Yes Rolle's theorem is applicable and stationary point is $x=\pm \frac{2}{\sqrt{3}}$

The function $f\left(x\right)=x^3-4x$ is a polynomial and so it is continuous and differentiable at all x$ϵ$ R.
In particular it is continuous in the closed interval $[-2,2]$ .
Also $f(-2)]=0=f(2)$. Thus , $f\left(x\right)$ satisfies all three conditions of Rolle's theorem in $(-2,2)$.

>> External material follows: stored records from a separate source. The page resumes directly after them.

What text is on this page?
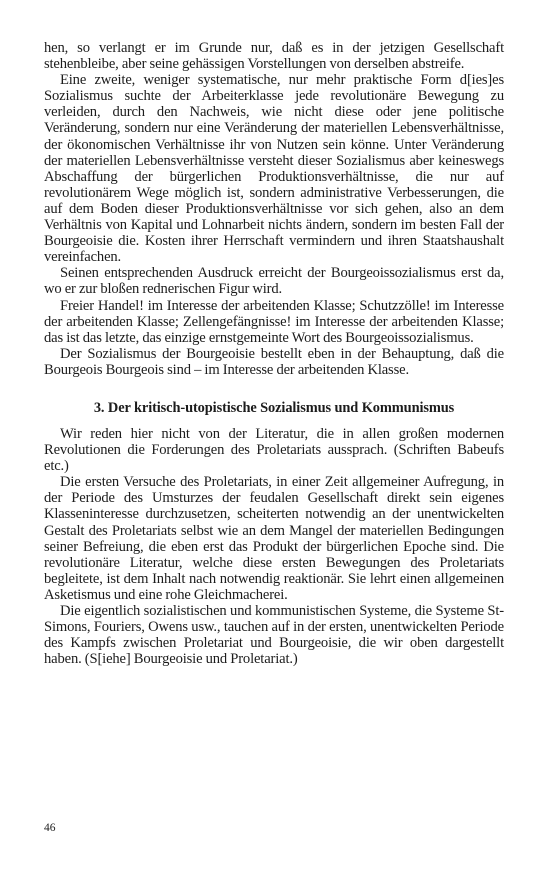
hen, so verlangt er im Grunde nur, daß es in der jetzigen Gesellschaft stehenbleibe, aber seine gehässigen Vorstellungen von derselben abstreife.

Eine zweite, weniger systematische, nur mehr praktische Form d[ies]es Sozialismus suchte der Arbeiterklasse jede revolutionäre Bewegung zu verleiden, durch den Nachweis, wie nicht diese oder jene politische Veränderung, sondern nur eine Veränderung der materiellen Lebensverhältnisse, der ökonomischen Verhältnisse ihr von Nutzen sein könne. Unter Veränderung der materiellen Lebensverhältnisse versteht dieser Sozialismus aber keineswegs Abschaffung der bürgerlichen Produktionsverhältnisse, die nur auf revolutionärem Wege möglich ist, sondern administrative Verbesserungen, die auf dem Boden dieser Produktionsverhältnisse vor sich gehen, also an dem Verhältnis von Kapital und Lohnarbeit nichts ändern, sondern im besten Fall der Bourgeoisie die. Kosten ihrer Herrschaft vermindern und ihren Staatshaushalt vereinfachen.

Seinen entsprechenden Ausdruck erreicht der Bourgeoissozialismus erst da, wo er zur bloßen rednerischen Figur wird.

Freier Handel! im Interesse der arbeitenden Klasse; Schutzzölle! im Interesse der arbeitenden Klasse; Zellengefängnisse! im Interesse der arbeitenden Klasse; das ist das letzte, das einzige ernstgemeinte Wort des Bourgeoissozialismus.

Der Sozialismus der Bourgeoisie bestellt eben in der Behauptung, daß die Bourgeois Bourgeois sind – im Interesse der arbeitenden Klasse.

3. Der kritisch-utopistische Sozialismus und Kommunismus

Wir reden hier nicht von der Literatur, die in allen großen modernen Revolutionen die Forderungen des Proletariats aussprach. (Schriften Babeufs etc.)

Die ersten Versuche des Proletariats, in einer Zeit allgemeiner Aufregung, in der Periode des Umsturzes der feudalen Gesellschaft direkt sein eigenes Klasseninteresse durchzusetzen, scheiterten notwendig an der unentwickelten Gestalt des Proletariats selbst wie an dem Mangel der materiellen Bedingungen seiner Befreiung, die eben erst das Produkt der bürgerlichen Epoche sind. Die revolutionäre Literatur, welche diese ersten Bewegungen des Proletariats begleitete, ist dem Inhalt nach notwendig reaktionär. Sie lehrt einen allgemeinen Asketismus und eine rohe Gleichmacherei.

Die eigentlich sozialistischen und kommunistischen Systeme, die Systeme St-Simons, Fouriers, Owens usw., tauchen auf in der ersten, unentwickelten Periode des Kampfs zwischen Proletariat und Bourgeoisie, die wir oben dargestellt haben. (S[iehe] Bourgeoisie und Proletariat.)

46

Therefore , there must exist at least one real number ${}^{\prime }{x}^{\prime }$ in the
open interval $(-2,2)$ for which $f^{\prime }\left(x\right)=0$
Also $f^{\prime }\left(x\right)=3x^2-4$
Now $f^{{}^{\prime }}\left(x\right)=0$ gives $3x^2-4=0$ or $x=\pm \frac{2}{\sqrt{3}}$ which is also known as stationary point.
Both these value lie in the open interval $(-2,2)$ and thus the conclusion of Rolle's theorem is verified.